CONSIDERAÇÕES SOBRE A HISTÓRIA DA LÍNGUA E DA
LITERATURA PORTUGUESAS NO BRASIL – DE
COMO SE CRIAM AS DIFERENÇAS ENTRE BRASIL,
PORTUGAL, (E MOÇAMBIQUE)ATÉ SUA DIVISÃO PELA ACADEMIA
Por Urda Alice Klueger (Blumenau, SC)
Esta é
uma parte tão interessante da História, que pensamos que o melhor jeito de conta-la
é fazendo de conta que é uma história de fadas. Portanto, vamos lá:
Era
uma vez uma grande terra, onde se falavam inúmeras línguas. Eram tantas, que
até hoje ainda não sabemos quantas. Só assim de cabeça, podemos citar algumas
dúzias delas, e eram línguas de povos que se chamavam Tupinambás, Tabajaras,
Guaranis, Caiapós, Tupis, Xinguanos, Tapuias, e muitos outros.
Também
era uma vez um pequeno/grande país chamado Portugal, lá do outro lado do mar,
que falava uma língua que já vinha lá muito do passado, de antigas tribos
indo-européias, e que depois fora bem e bem temperada por invasores chamados
Romanos, que, por sua vez, já haviam copiado muito da sua língua de umas gentes
mais longínquas ainda, chamadas de Grega.
Estava
uma terra lá e uma terra cá, e uma não sabia da outra, e cada qual falava do
jeito que queria. Foi então, no anoitecer do século que chamamos de XV, que
aquela gente do tal Portugal, que já andava a experimentar a andar “por
mares nunca dantes navegados”[1],
acabou por atravessar o oceano ao qual chamamos de Atlântico, e veio ancorar
seus navios bem aqui na terra de grande riqueza de línguas e, aos poucos, aos
pouquinhos, apoderou-se dela.
Como
é que alguém pode se apoderar de uma terra? A gente já estudou isso na escola:
o povo invasor se apodera da economia, transforma os habitantes em escravos,
impõe seus costumes, suas leis, sua religião ... e sua língua. Para quem não
sabe muito bem como isto funciona, nós aconselhamos ler o livro “Casa Grande e
Senzala”, de um antropólogo chamado Gilberto Freyre, ou outro que se chama “As
veias abertas da América Latina”, de um escritor chamado Eduardo Galleano.
Vamos
considerar, porém, que todos nós já sabemos disto, isto é, que o povo português
chegou até aqui aonde nós vivemos e que tomou conta desta nossa terra tão rica
em povos e línguas.
No
começo, não foi nada fácil: como é que alguém podia se entender com tantas
línguas ao mesmo tempo? Temos que pensar que os portugueses eram só alguns, só
um pouquinho, só um pequeno povo que morava lá do outro lado do mar e que
mandava alguns representantes em audaciosas caravelas, e que os habitantes
daqui da nossa terra eram muitos milhões, povos e povos por todos os recantos,
povos que tudo sabiam a respeito de como viver harmoniosamente com a fartura da
natureza que os envolvia gratuitamente, povos sábios, milenares, que viviam
muito bem, obrigada. A diferença entre esses nossos povos e o outro pequeno
povo que veio, é que o recém-chegado tinha pavorosas armas de fogo, que não
davam a menor chance de defesa aos muitos povos nativos. E a submissão pela
força (o que não é uma submissão real) acabou acontecendo.
Aqueles
milhões de pessoas submetidas, porém, falavam tantas línguas, tantas línguas!

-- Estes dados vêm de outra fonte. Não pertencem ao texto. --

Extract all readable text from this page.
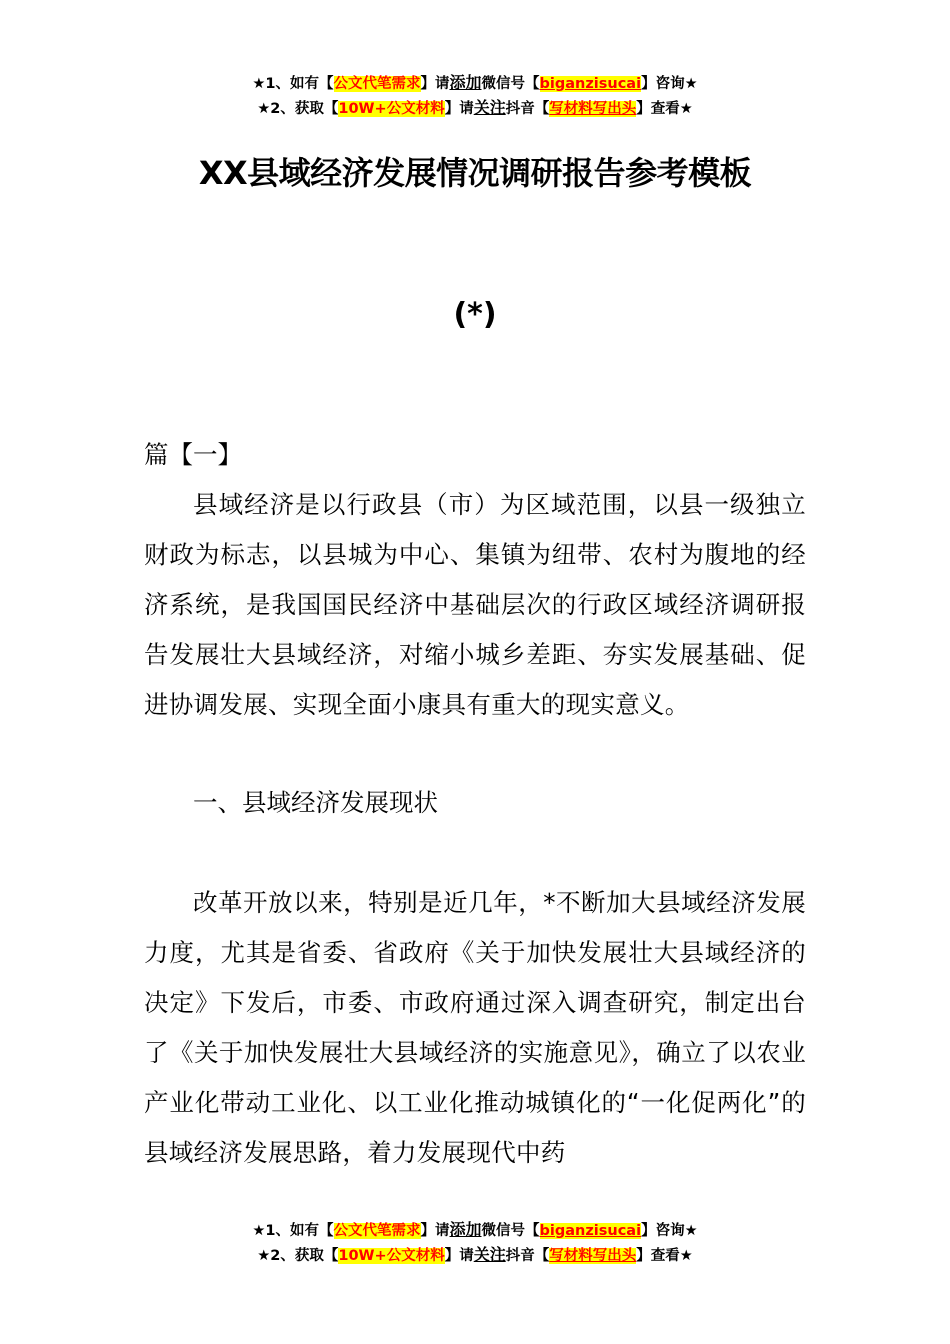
★1、如有【公文代笔需求】请添加微信号【biganzisucai】咨询★
★2、获取【10W+公文材料】请关注抖音【写材料写出头】查看★
XX县域经济发展情况调研报告参考模板
(*)

篇【一】

县域经济是以行政县（市）为区域范围，以县一级独立财政为标志，以县城为中心、集镇为纽带、农村为腹地的经济系统，是我国国民经济中基础层次的行政区域经济调研报告发展壮大县域经济，对缩小城乡差距、夯实发展基础、促进协调发展、实现全面小康具有重大的现实意义。

一、县域经济发展现状

改革开放以来，特别是近几年，*不断加大县域经济发展力度，尤其是省委、省政府《关于加快发展壮大县域经济的决定》下发后，市委、市政府通过深入调查研究，制定出台了《关于加快发展壮大县域经济的实施意见》，确立了以农业产业化带动工业化、以工业化推动城镇化的“一化促两化”的县域经济发展思路，着力发展现代中药

★1、如有【公文代笔需求】请添加微信号【biganzisucai】咨询★
★2、获取【10W+公文材料】请关注抖音【写材料写出头】查看★
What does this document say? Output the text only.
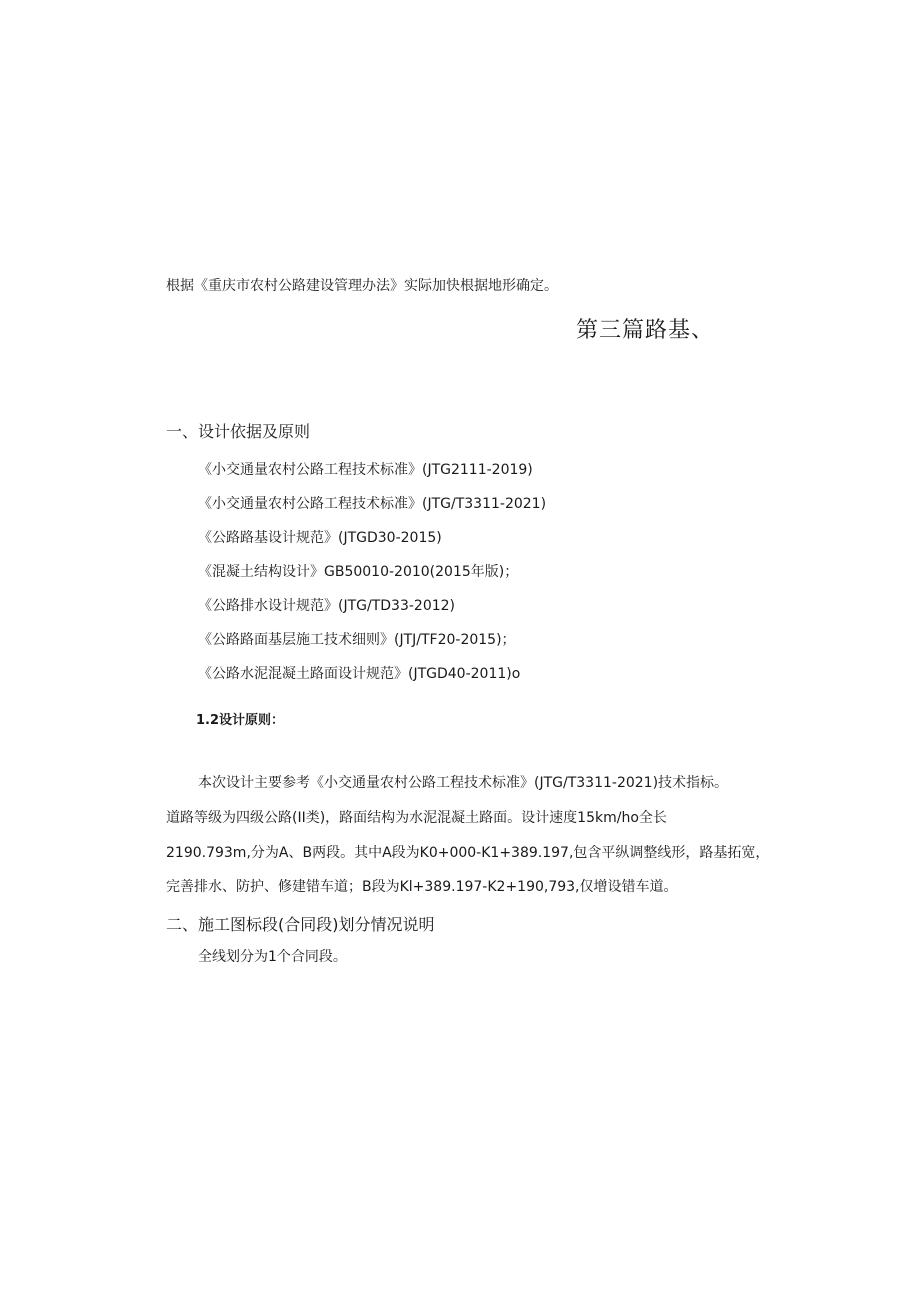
根据《重庆市农村公路建设管理办法》实际加快根据地形确定。
第三篇路基、
一、设计依据及原则
《小交通量农村公路工程技术标准》(JTG2111-2019)
《小交通量农村公路工程技术标准》(JTG/T3311-2021)
《公路路基设计规范》(JTGD30-2015)
《混凝土结构设计》GB50010-2010(2015年版)；
《公路排水设计规范》(JTG/TD33-2012)
《公路路面基层施工技术细则》(JTJ/TF20-2015)；
《公路水泥混凝土路面设计规范》(JTGD40-2011)o
1.2设计原则：
本次设计主要参考《小交通量农村公路工程技术标准》(JTG/T3311-2021)技术指标。
道路等级为四级公路(II类)，路面结构为水泥混凝土路面。设计速度15km/ho全长
2190.793m,分为A、B两段。其中A段为K0+000-K1+389.197,包含平纵调整线形，路基拓宽，
完善排水、防护、修建错车道；B段为Kl+389.197-K2+190,793,仅增设错车道。
二、施工图标段(合同段)划分情况说明
全线划分为1个合同段。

Como alguém se entender num país assim, onde cada um falava de um jeito? Só
havia uma forma de todos se entenderem: criar-se uma língua comum. E como os
dominados eram em muito maior número que os dominadores, criou-se primeiro uma
língua mais do jeito deles: a chamada “língua geral”, um jeito de falar
que chamamos de tupi-guarani, e que era um grande somatório dos muitos tipos de
falas que havia por aqui. Vamos colocar aqui como foi isso, na opinião séria de
um antropólogo conceituado: [2] “O tupi-guarani
aproximou entre si tribos e povos indígenas, diversos e distantes em cultura, e
até inimigos de guerra, para, em seguida, aproximá-los todos do colonizador
europeu. Foi a língua, essa que se
formou da colaboração do culumim com o padre, das primeiras relações sociais e
de comércio entre as duas raças, podendo-se afirmar do povo invasor que adotou
para o gasto ou o uso corrente a fala do povo conquistado, reservando a sua
para uso restrito e oficial. Quando mais tarde o idioma português – sempre o
oficial – predominou sobre o tupi, tornando-se, ao lado deste, língua popular,
já o colonizador estava impregnado de agreste influência indígena; já o seu
português perdera o ranço ou a dureza do reinol; amolecera-se num português sem
rr nem ss; infantilizara-se quase, em fala de menino, sob a influência do
ensino jesuítico de colaboração com os culumins”.
Pensamos
que o nosso grande Gilberto Freyre deixa bem claro o que aconteceu: primeiro,
fez-se uma grande língua nova, mistura das muitas outras, onde todos podiam se
entender, e depois implantou-se no país de língua homogênea uma outra língua
que acabaria homogênea: a do colonizador. Nosso antropólogo também deixa bem
claro que alguma coisa aconteceu aí no meio – a língua portuguesa que acabou tomando
conta do Brasil já era um português novo, já tinha outra pronúncia, outra
entonação, outras palavras.
Como
foi que a língua portuguesa do Brasil foi ficando diferente da língua
portuguesa de Portugal? Achamos que é muito fácil imaginar o que aconteceu, e
aí pedimos a bênção e a licença de Dilthey para justificarmos nossa imaginação:
“(...) Revivenciar é criar seguindo a
linha dos acontecimentos. Assim progredimos com a História Contemporânea, com
um acontecimento ocorrido num país distante ou com algo que acontece na alma de
um ser humano que nos está próximo. A revivência é completa quando o
acontecimento, depois de passar pela consciência do poeta, do artista ou do
historiador, fica para sempre ante nós, fixado numa obra. (...)”[3]
Autorizados
por Dilthey, vamos imaginar. Como não conhecemos todo o vocabulário de
Portugal, na época, vamos nos reportar ao que comem hoje os bebês portugueses: papas. É possível que no século XVI
eles também comessem papas, é possível que o alimento de um bebê português,
naquele século, tenha tido outro nome. O que podemos saber, de certeza, é que
os bebês portugueses nunca comeram mingau.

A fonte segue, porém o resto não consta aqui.